I have now lived in Jakarta for over nine years. Certain
facets of life are, indeed, much better now than when I arrived.
For example, the phone system generally connects, Garuda usually
flies to schedule, taxis all have air conditioning and there are
fewer electricity power cuts.

However, I rarely detect what the British refer to as common
courtesy. Garuda, as recent correspondence has indicated, still
fail to inform delayed passengers as to why they have to twiddle
their thumbs for hours on end.

And the electricity company (PLN) consistently cuts off power
supplies without warning, even when those power cuts are planned.

On Jan. 17, 1997, at about 10:28 p.m., I had just returned
home after a hard week's work and an end-of-the-week restaurant
meal with my wife. We had noted a PLN Toyota Kijang in Jl. Asem
Baris Raya because, as it arrived, it prevented our taxi from
turning into our street.

I was taking a shower, my wife was carrying our three month
old son and my neighbor, who has a computer programming business,
was working. The power went off. I, covered in soap, slipped,
fell and bruised myself. My wife dropped the baby. and our
neighbor's computer "crashed" and she lost a day's business.

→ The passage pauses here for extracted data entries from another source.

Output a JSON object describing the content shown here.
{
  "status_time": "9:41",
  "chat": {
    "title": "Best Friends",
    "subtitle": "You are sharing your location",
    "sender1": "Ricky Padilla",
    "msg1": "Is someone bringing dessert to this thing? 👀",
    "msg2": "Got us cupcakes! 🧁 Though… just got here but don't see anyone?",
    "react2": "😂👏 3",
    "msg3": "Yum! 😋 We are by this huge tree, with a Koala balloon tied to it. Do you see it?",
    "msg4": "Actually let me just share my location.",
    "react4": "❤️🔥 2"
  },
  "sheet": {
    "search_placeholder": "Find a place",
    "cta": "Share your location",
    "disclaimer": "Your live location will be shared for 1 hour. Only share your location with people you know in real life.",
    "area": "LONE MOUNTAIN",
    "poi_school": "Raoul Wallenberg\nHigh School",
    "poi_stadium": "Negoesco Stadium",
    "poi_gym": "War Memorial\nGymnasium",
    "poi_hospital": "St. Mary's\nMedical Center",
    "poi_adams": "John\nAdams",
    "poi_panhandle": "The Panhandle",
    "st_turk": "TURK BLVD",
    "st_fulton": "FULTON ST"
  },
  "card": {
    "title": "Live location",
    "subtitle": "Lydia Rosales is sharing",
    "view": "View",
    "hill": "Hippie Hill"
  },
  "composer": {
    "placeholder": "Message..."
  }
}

So why, we would like to know, didn't PLN have the courtesy to
inform the neighborhood of their repair, or whatever they were
doing, before they started? A message via the neighborhood chief
would have been sufficient.

To conclude, in nine years I have seen little evidence of the
notion of either the assumption of responsibility for one's
actions and their subsequent consequences or the heightening of
communal awareness. In short, who cares?